This post is based on the recent report on market stewardship by the Institute for Government.
Outsourcing probation is a high risk strategy
The IfG report takes a critical view of the way that Probation Trusts currently manage the reoffending market.
It found commissioning practice variable and generally un-cordinated and commented that the market is undeveloped with many high quality voluntary and private providers denied access.
When the report authors turn to the likely outcomes of the current outsourcing of probation service via the Transforming Rehabilitation project, they identify four key difficulties:
- Probation is inherently risky to outsource because outcomes are harder to measure in binary terms, more dependent on the performance of other services and difficult to monitor robustly.

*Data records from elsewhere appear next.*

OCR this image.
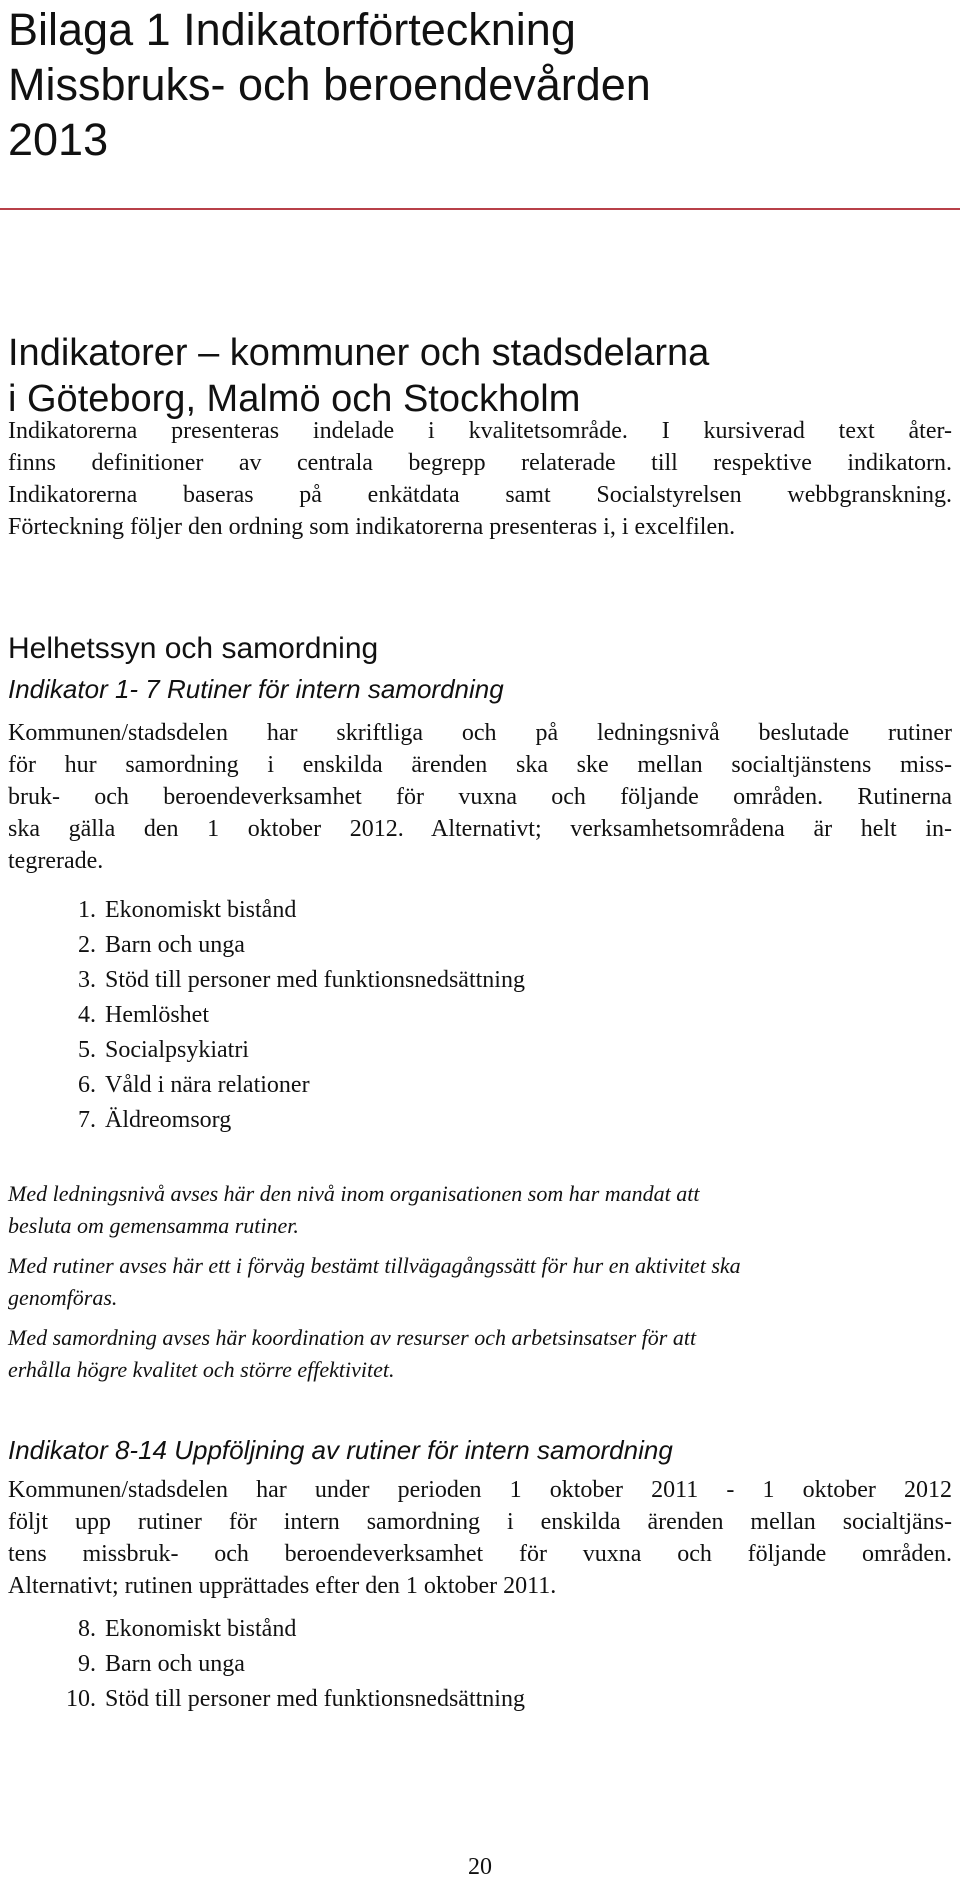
Bilaga 1 Indikatorförteckning
Missbruks- och beroendevården
2013
Indikatorer – kommuner och stadsdelarna
i Göteborg, Malmö och Stockholm

Indikatorerna presenteras indelade i kvalitetsområde. I kursiverad text åter-
finns definitioner av centrala begrepp relaterade till respektive indikatorn.
Indikatorerna baseras på enkätdata samt Socialstyrelsen webbgranskning.
Förteckning följer den ordning som indikatorerna presenteras i, i excelfilen.

Helhetssyn och samordning
Indikator 1- 7 Rutiner för intern samordning

Kommunen/stadsdelen har skriftliga och på ledningsnivå beslutade rutiner
för hur samordning i enskilda ärenden ska ske mellan socialtjänstens miss-
bruk- och beroendeverksamhet för vuxna och följande områden. Rutinerna
ska gälla den 1 oktober 2012. Alternativt; verksamhetsområdena är helt in-
tegrerade.

1. Ekonomiskt bistånd
2. Barn och unga
3. Stöd till personer med funktionsnedsättning
4. Hemlöshet
5. Socialpsykiatri
6. Våld i nära relationer
7. Äldreomsorg

Med ledningsnivå avses här den nivå inom organisationen som har mandat att
besluta om gemensamma rutiner.

Med rutiner avses här ett i förväg bestämt tillvägagångssätt för hur en aktivitet ska
genomföras.

Med samordning avses här koordination av resurser och arbetsinsatser för att
erhålla högre kvalitet och större effektivitet.

Indikator 8-14 Uppföljning av rutiner för intern samordning

Kommunen/stadsdelen har under perioden 1 oktober 2011 - 1 oktober 2012
följt upp rutiner för intern samordning i enskilda ärenden mellan socialtjäns-
tens missbruk- och beroendeverksamhet för vuxna och följande områden.
Alternativt; rutinen upprättades efter den 1 oktober 2011.

8. Ekonomiskt bistånd
9. Barn och unga
10. Stöd till personer med funktionsnedsättning
20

- The supplier community is relatively undeveloped and there are no private or voluntary sector providers that currently provide the full array of services.
- There is a high risk that political priorities will change, which could result in the outsourced service being discontinued, scaled back or dramatically reconfigured – increasing the premium that providers will demand for their services now.
- There is little historical experience or capability to draw on.
These difficulties are also exacerbated by the rapid pace of the reform – for example, the basic payment mechanism is currently undergoing radical revision even though the formal procurement process is scheduled to start in less than a month.
Most commentators, including myself , think that the Ministry of Justice is likely to be overwhelmed by the scale and range of outsourcing projects it is currently trying to manage.
Here’s a brief list of just some of the major projects:
- Electronic tagging – currently in disarray following the inquiry about overcharging by G4S and Serco. Insiders say that many of these problems derive from the drastic reduction in the NOMS contract management team some years ago.
- The Prison competition programme (in which many bids were rejected and some awards are awaiting confirmation dependent on the findings from the electronic tagging inquiry).
- Transforming Rehabilitation itself – the most radical change in the Probation Service’s 106 year history.
- The newly announced (26 July) competition to outsource the compliance and enforcement activities of the Courts and Tribunals Service – in an attempt to reduce the £2bn total of outstanding fines.
The IfG report includes a useful matrix to help assess the likely problems with outsourcing in different policy areas.
The report authors apply this matrix to the probation outsourcing project using a RAG (Red Amber Green) approach to assessing its viability.
As you can see, they are not confident that the government will be able to make Transforming Rehabilitation work:
Given that the Institute for Government is not opposed to the outsourcing of public services in principle, this is a high critical assessment.
By slowing the pace of change and following the good Market Stewardship principles advocated by the IfG, the MoJ could substantially increase the chances of achieving the primary goal of Transforming Rehabilitation – reducing reoffending rates.